Iona College (New York) - History

History

Founded in 1940 by the Congregation of Christian Brothers, Iona College is a private, coeducational institution of learning in the tradition of American Catholic higher education. In 1989, Elizabeth Seton College of Yonkers, New York merged with Iona. Iona College completed renovations of their Ryan Library, and the library was fully operational by the beginning of 2009's fall semester.

Iona College opened its doors in 1940, with nine Christian Brothers and six lay faculty greeting the first class. The Christian Brothers named the College after Iona, the island monastery of St. Columba located off the west coast of Scotland. Columba founded the monastery in 563 AD. The Congregation of Christian Brothers was itself founded in 1802 by Blessed Edmund Ignatius Rice in Waterford, Ireland.

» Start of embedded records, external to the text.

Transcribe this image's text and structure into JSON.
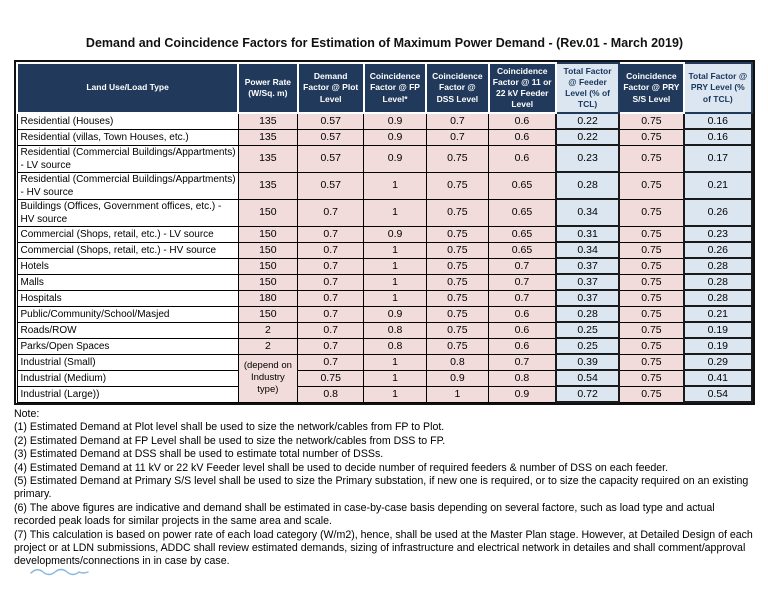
{
  "title": "Demand and Coincidence Factors for Estimation of Maximum Power Demand - (Rev.01 - March 2019)",
  "table": {
    "columns": [
      {
        "label": "Land Use/Load Type",
        "style": "navy"
      },
      {
        "label": "Power Rate (W/Sq. m)",
        "style": "navy"
      },
      {
        "label": "Demand Factor @ Plot Level",
        "style": "navy"
      },
      {
        "label": "Coincidence Factor @ FP Level*",
        "style": "navy"
      },
      {
        "label": "Coincidence Factor @ DSS Level",
        "style": "navy"
      },
      {
        "label": "Coincidence Factor @ 11 or 22 kV Feeder Level",
        "style": "navy"
      },
      {
        "label": "Total Factor @ Feeder Level (% of TCL)",
        "style": "blue"
      },
      {
        "label": "Coincidence Factor @ PRY S/S Level",
        "style": "navy"
      },
      {
        "label": "Total Factor @ PRY Level (% of TCL)",
        "style": "blue"
      }
    ],
    "rows": [
      {
        "label": "Residential (Houses)",
        "values": [
          "135",
          "0.57",
          "0.9",
          "0.7",
          "0.6",
          "0.22",
          "0.75",
          "0.16"
        ]
      },
      {
        "label": "Residential (villas, Town Houses, etc.)",
        "values": [
          "135",
          "0.57",
          "0.9",
          "0.7",
          "0.6",
          "0.22",
          "0.75",
          "0.16"
        ]
      },
      {
        "label": "Residential (Commercial Buildings/Appartments) - LV source",
        "values": [
          "135",
          "0.57",
          "0.9",
          "0.75",
          "0.6",
          "0.23",
          "0.75",
          "0.17"
        ]
      },
      {
        "label": "Residential (Commercial Buildings/Appartments) - HV source",
        "values": [
          "135",
          "0.57",
          "1",
          "0.75",
          "0.65",
          "0.28",
          "0.75",
          "0.21"
        ]
      },
      {
        "label": "Buildings (Offices, Government offices, etc.) - HV source",
        "values": [
          "150",
          "0.7",
          "1",
          "0.75",
          "0.65",
          "0.34",
          "0.75",
          "0.26"
        ]
      },
      {
        "label": "Commercial (Shops, retail, etc.) - LV source",
        "values": [
          "150",
          "0.7",
          "0.9",
          "0.75",
          "0.65",
          "0.31",
          "0.75",
          "0.23"
        ]
      },
      {
        "label": "Commercial (Shops, retail, etc.) - HV source",
        "values": [
          "150",
          "0.7",
          "1",
          "0.75",
          "0.65",
          "0.34",
          "0.75",
          "0.26"
        ]
      },
      {
        "label": "Hotels",
        "values": [
          "150",
          "0.7",
          "1",
          "0.75",
          "0.7",
          "0.37",
          "0.75",
          "0.28"
        ]
      },
      {
        "label": "Malls",
        "values": [
          "150",
          "0.7",
          "1",
          "0.75",
          "0.7",
          "0.37",
          "0.75",
          "0.28"
        ]
      },
      {
        "label": "Hospitals",
        "values": [
          "180",
          "0.7",
          "1",
          "0.75",
          "0.7",
          "0.37",
          "0.75",
          "0.28"
        ]
      },
      {
        "label": "Public/Community/School/Masjed",
        "values": [
          "150",
          "0.7",
          "0.9",
          "0.75",
          "0.6",
          "0.28",
          "0.75",
          "0.21"
        ]
      },
      {
        "label": "Roads/ROW",
        "values": [
          "2",
          "0.7",
          "0.8",
          "0.75",
          "0.6",
          "0.25",
          "0.75",
          "0.19"
        ]
      },
      {
        "label": "Parks/Open Spaces",
        "values": [
          "2",
          "0.7",
          "0.8",
          "0.75",
          "0.6",
          "0.25",
          "0.75",
          "0.19"
        ]
      },
      {
        "label": "Industrial (Small)",
        "merge": {
          "value": "(depend on Industry type)",
          "span": 3
        },
        "values": [
          "0.7",
          "1",
          "0.8",
          "0.7",
          "0.39",
          "0.75",
          "0.29"
        ]
      },
      {
        "label": "Industrial (Medium)",
        "values": [
          "0.75",
          "1",
          "0.9",
          "0.8",
          "0.54",
          "0.75",
          "0.41"
        ]
      },
      {
        "label": "Industrial (Large))",
        "values": [
          "0.8",
          "1",
          "1",
          "0.9",
          "0.72",
          "0.75",
          "0.54"
        ]
      }
    ]
  },
  "notes": {
    "label": "Note:",
    "items": [
      "(1) Estimated Demand at Plot level shall be used to size the network/cables from FP to Plot.",
      "(2) Estimated Demand at FP Level shall be used to size the network/cables from DSS to FP.",
      "(3) Estimated Demand at DSS shall be used to estimate total number of DSSs.",
      "(4) Estimated Demand at 11 kV or 22 kV Feeder level shall be used to decide number of required feeders & number of DSS on each feeder.",
      "(5) Estimated Demand at Primary S/S level shall be used to size the Primary substation, if new one is required, or to size the capacity required on an existing primary.",
      "(6) The above figures are indicative and demand shall be estimated in case-by-case basis depending on several factore, such as load type and actual recorded peak loads for similar projects in the same area and scale.",
      "(7) This calculation is based on power rate of each load category (W/m2), hence, shall be used at the Master Plan stage. However, at Detailed Design of each project or at LDN submissions, ADDC shall review estimated demands, sizing of infrastructure and electrical network in detailes and shall comment/approval developments/connections in in case by case."
    ]
  },
  "colors": {
    "header_navy": "#21395a",
    "header_light_blue": "#dce6f1",
    "cell_pink": "#f2dcdb",
    "cell_blue": "#dce6f1",
    "scribble_blue": "#6fa8dc"
  }
}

In 1940, the idea of the College's founding community of Brothers was to start a small, affordable college for the sons of New York's working class. At the time, the Christian Brothers taught in seven high schools in the Archdiocese of New York, including Iona Prep, All Hallows, Rice High School, and Power Memorial. They recognized that many of their graduates could not afford the cost of local universities, and so they started Iona.

Iona started small, and shrank further after the U.S. entered World War II with the Japanese attack on Pearl Harbor in December 1941. For example, the fall of 1943 began with 94 students, but the spring term ended with fewer than 40. Only three members of the entering class went on to receive Bachelor of Arts degrees in August, 1944. Returning veterans, attracted by Iona's practical majors like Accounting (and their tuition underwritten by the G.I. Bill), soon stretched the College to its limits. Seventy-one men graduated in 1948 and 300 in 1950.

Guiding the College through its tenuous start and sudden growth were two gifted Presidents: Br. William Barnabas Cornelia (1885–1955) and Br. Arthur Austin Loftus (1904–1979). One a native of Dublin, the other a native New Yorker, they helped Iona expand and prosper throughout the middle of the 20th century.

In 2011, Iona College admitted that it had reported inflated figures from 2002–2011 about "acceptance rates, SAT scores, graduation rates, and alumni who give annually" in a bid to influence college rankings.